The nature of abstraction is that the art is elusive. It is suggestive and evocative, one would hope, but at the same time releasing its information sparingly, secretively, in a tantalising and none-too-constant trickle. Of course, there is often an initial visceral hit, that impact that a painting has upon the viewer that draws them in; in my case, this is frequently an ambiguous quasi-tactile sensation experienced, naturally, without me touching the piece. It is a kind of physical-visual encounter with the painting's core that I can feel under my fingertips as well as inside my body and with my eyes. The real story, however, begins to unfold afterwards, gently, seductively, persuasively.
I always hope for my own paintings be liveable-with in a way that enriches the soul, that they will continue to deliver over a lifetime, that they may continue to fascinate and to challenge, rather than that they relax into a state of innocuous visual muzak after an initial blousy fanfare.
What I hope to present to the viewer is an unfolding tableau, a kind of 'slow reveal'.
A similarly 'slow-revealing' artist about whom I have recently been reading is the remarkable Portuguese-British Paula Rego who passed away only last June at the age of 87. https://www.royalacademy.org.uk/art-artists/name/paula-rego-ra
Rego's exceptionally powerful figurative works tend to illustrate a disturbing and fractured world. She is often referred to as 'a painter of stories', these narratives drawing on traumatic childhood happenings; in Rego's own words, “dark secrets, compromise and betrayal”. As a frequent sufferer from nightmares myself, I strongly identify with Paula's adoption of bad dreams as an influence in her deeply stirring work. “You can do things in pictures that you can't do in life, ever”, she has said, suggesting, in their “slow disclosure” as the critic Robert Hughes has identified it, a back-story of notable violence and trauma.
I have been told that my own work also contains disturbing elements.
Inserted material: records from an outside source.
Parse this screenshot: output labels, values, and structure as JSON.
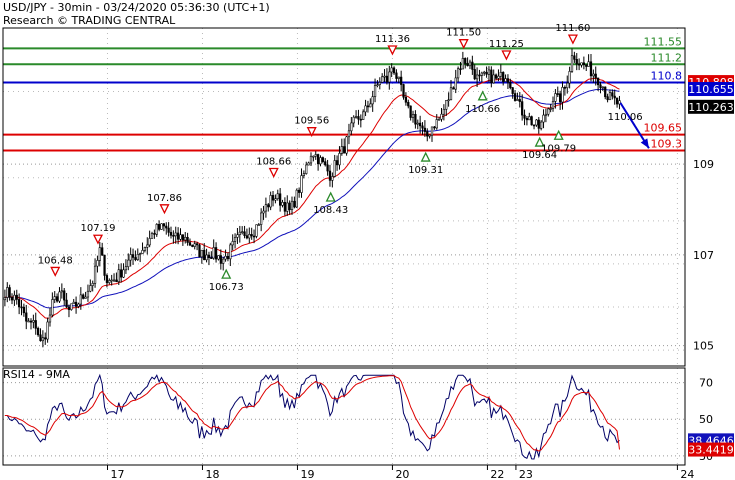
{
  "header": {
    "title": "USD/JPY - 30min - 03/24/2020 05:36:30 (UTC+1)",
    "subtitle": "Research © TRADING CENTRAL"
  },
  "colors": {
    "green": "#2a8a2a",
    "blue": "#0000cc",
    "red": "#dd0000",
    "candle_up": "#ffffff",
    "candle_down": "#000000",
    "grid": "#999999",
    "ma_fast": "#dd0000",
    "ma_slow": "#1111bb",
    "rsi": "#000066",
    "rsi_ma": "#dd0000"
  },
  "chart_data": [
    {
      "type": "candlestick",
      "panel": "price",
      "ylim": [
        104.55,
        112.0
      ],
      "y_ticks": [
        "105",
        "107",
        "109"
      ],
      "x_ticks": [
        "17",
        "18",
        "19",
        "20",
        "22",
        "23",
        "24"
      ],
      "levels": [
        {
          "label": "111.55",
          "value": 111.55,
          "color": "green"
        },
        {
          "label": "111.2",
          "value": 111.2,
          "color": "green"
        },
        {
          "label": "110.8",
          "value": 110.8,
          "color": "blue"
        },
        {
          "label": "109.65",
          "value": 109.65,
          "color": "red"
        },
        {
          "label": "109.3",
          "value": 109.3,
          "color": "red"
        }
      ],
      "price_boxes": [
        {
          "label": "110.808",
          "value": 110.808,
          "color": "#dd0000"
        },
        {
          "label": "110.655",
          "value": 110.655,
          "color": "#0000cc"
        },
        {
          "label": "110.263",
          "value": 110.263,
          "color": "#000000"
        }
      ],
      "annotations": [
        {
          "label": "106.48",
          "value": 106.48,
          "kind": "high",
          "day": 16.15
        },
        {
          "label": "107.19",
          "value": 107.19,
          "kind": "high",
          "day": 16.6
        },
        {
          "label": "107.86",
          "value": 107.86,
          "kind": "high",
          "day": 17.3
        },
        {
          "label": "106.73",
          "value": 106.73,
          "kind": "low",
          "day": 17.95
        },
        {
          "label": "108.66",
          "value": 108.66,
          "kind": "high",
          "day": 18.45
        },
        {
          "label": "109.56",
          "value": 109.56,
          "kind": "high",
          "day": 18.85
        },
        {
          "label": "108.43",
          "value": 108.43,
          "kind": "low",
          "day": 19.05
        },
        {
          "label": "111.36",
          "value": 111.36,
          "kind": "high",
          "day": 19.7
        },
        {
          "label": "109.31",
          "value": 109.31,
          "kind": "low",
          "day": 20.05
        },
        {
          "label": "111.50",
          "value": 111.5,
          "kind": "high",
          "day": 20.45
        },
        {
          "label": "110.66",
          "value": 110.66,
          "kind": "low",
          "day": 20.65
        },
        {
          "label": "111.25",
          "value": 111.25,
          "kind": "high",
          "day": 20.9
        },
        {
          "label": "109.64",
          "value": 109.64,
          "kind": "low",
          "day": 21.25
        },
        {
          "label": "109.79",
          "value": 109.79,
          "kind": "low",
          "day": 21.45
        },
        {
          "label": "111.60",
          "value": 111.6,
          "kind": "high",
          "day": 21.6
        },
        {
          "label": "110.06",
          "value": 110.06,
          "kind": "text",
          "day": 22.15
        }
      ],
      "projection": [
        {
          "day": 22.1,
          "value": 110.35
        },
        {
          "day": 22.4,
          "value": 109.35
        }
      ],
      "x_range_days": [
        15.6,
        22.78
      ],
      "tick_days": [
        16.7,
        17.7,
        18.7,
        19.7,
        20.7,
        21.0,
        22.7
      ],
      "path": [
        [
          15.62,
          106.2
        ],
        [
          15.75,
          106.0
        ],
        [
          15.85,
          105.5
        ],
        [
          15.95,
          105.45
        ],
        [
          16.0,
          105.0
        ],
        [
          16.05,
          105.3
        ],
        [
          16.12,
          105.9
        ],
        [
          16.2,
          106.2
        ],
        [
          16.28,
          105.75
        ],
        [
          16.35,
          105.85
        ],
        [
          16.45,
          106.1
        ],
        [
          16.55,
          106.45
        ],
        [
          16.62,
          107.1
        ],
        [
          16.7,
          106.4
        ],
        [
          16.8,
          106.5
        ],
        [
          16.9,
          106.8
        ],
        [
          17.0,
          107.0
        ],
        [
          17.1,
          107.2
        ],
        [
          17.2,
          107.55
        ],
        [
          17.3,
          107.6
        ],
        [
          17.4,
          107.35
        ],
        [
          17.5,
          107.4
        ],
        [
          17.6,
          107.2
        ],
        [
          17.7,
          107.0
        ],
        [
          17.8,
          107.05
        ],
        [
          17.9,
          106.9
        ],
        [
          17.95,
          106.95
        ],
        [
          18.05,
          107.3
        ],
        [
          18.15,
          107.5
        ],
        [
          18.25,
          107.55
        ],
        [
          18.35,
          108.0
        ],
        [
          18.45,
          108.3
        ],
        [
          18.55,
          108.15
        ],
        [
          18.62,
          107.95
        ],
        [
          18.7,
          108.35
        ],
        [
          18.78,
          108.85
        ],
        [
          18.85,
          109.3
        ],
        [
          18.95,
          109.05
        ],
        [
          19.05,
          108.75
        ],
        [
          19.12,
          109.1
        ],
        [
          19.2,
          109.4
        ],
        [
          19.3,
          109.95
        ],
        [
          19.4,
          110.1
        ],
        [
          19.5,
          110.55
        ],
        [
          19.58,
          110.9
        ],
        [
          19.65,
          110.85
        ],
        [
          19.7,
          111.2
        ],
        [
          19.78,
          110.7
        ],
        [
          19.85,
          110.2
        ],
        [
          19.92,
          110.05
        ],
        [
          20.0,
          109.8
        ],
        [
          20.05,
          109.55
        ],
        [
          20.12,
          109.85
        ],
        [
          20.2,
          110.0
        ],
        [
          20.3,
          110.5
        ],
        [
          20.38,
          111.05
        ],
        [
          20.45,
          111.3
        ],
        [
          20.52,
          111.2
        ],
        [
          20.6,
          110.85
        ],
        [
          20.65,
          110.9
        ],
        [
          20.72,
          110.95
        ],
        [
          20.8,
          110.85
        ],
        [
          20.9,
          111.0
        ],
        [
          20.98,
          110.6
        ],
        [
          21.05,
          110.2
        ],
        [
          21.12,
          110.05
        ],
        [
          21.2,
          109.85
        ],
        [
          21.25,
          109.8
        ],
        [
          21.32,
          110.15
        ],
        [
          21.4,
          110.5
        ],
        [
          21.45,
          110.4
        ],
        [
          21.52,
          110.7
        ],
        [
          21.6,
          111.45
        ],
        [
          21.68,
          111.2
        ],
        [
          21.75,
          111.15
        ],
        [
          21.82,
          111.0
        ],
        [
          21.9,
          110.8
        ],
        [
          21.96,
          110.5
        ],
        [
          22.03,
          110.4
        ],
        [
          22.09,
          110.3
        ]
      ]
    },
    {
      "type": "line",
      "panel": "rsi",
      "title": "RSI14 - 9MA",
      "ylim": [
        25,
        78
      ],
      "y_ticks": [
        "70",
        "50",
        "30"
      ],
      "last_values": [
        {
          "label": "38.4646",
          "value": 38.4646,
          "color": "#1111bb"
        },
        {
          "label": "33.4419",
          "value": 33.4419,
          "color": "#dd0000"
        }
      ]
    }
  ]
}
I do not particularly see this, perhaps because, for me, creating art brings about a degree of catharsis in relation to my own troubled past.
A client has written of the painting that she commissioned from me earlier this year: “Every time I look at it, I see something new, like the reflected shapes on the right. Maybe a far-off mountain, caught in the fading sunlight? That said, I love its ambiguity.”
And some lovely words from another collector: “Like so many of Haydn's pieces it always feels new - as if he's only just finished painting and left the room.”
I will finish by quoting Robert Hughes once more, “Art does not need to make an immediate impact to have value”. I would go further and suggest that the impact of good art, whether instantaneous or delayed, may produce reverberations which are as prolonged as they are profound.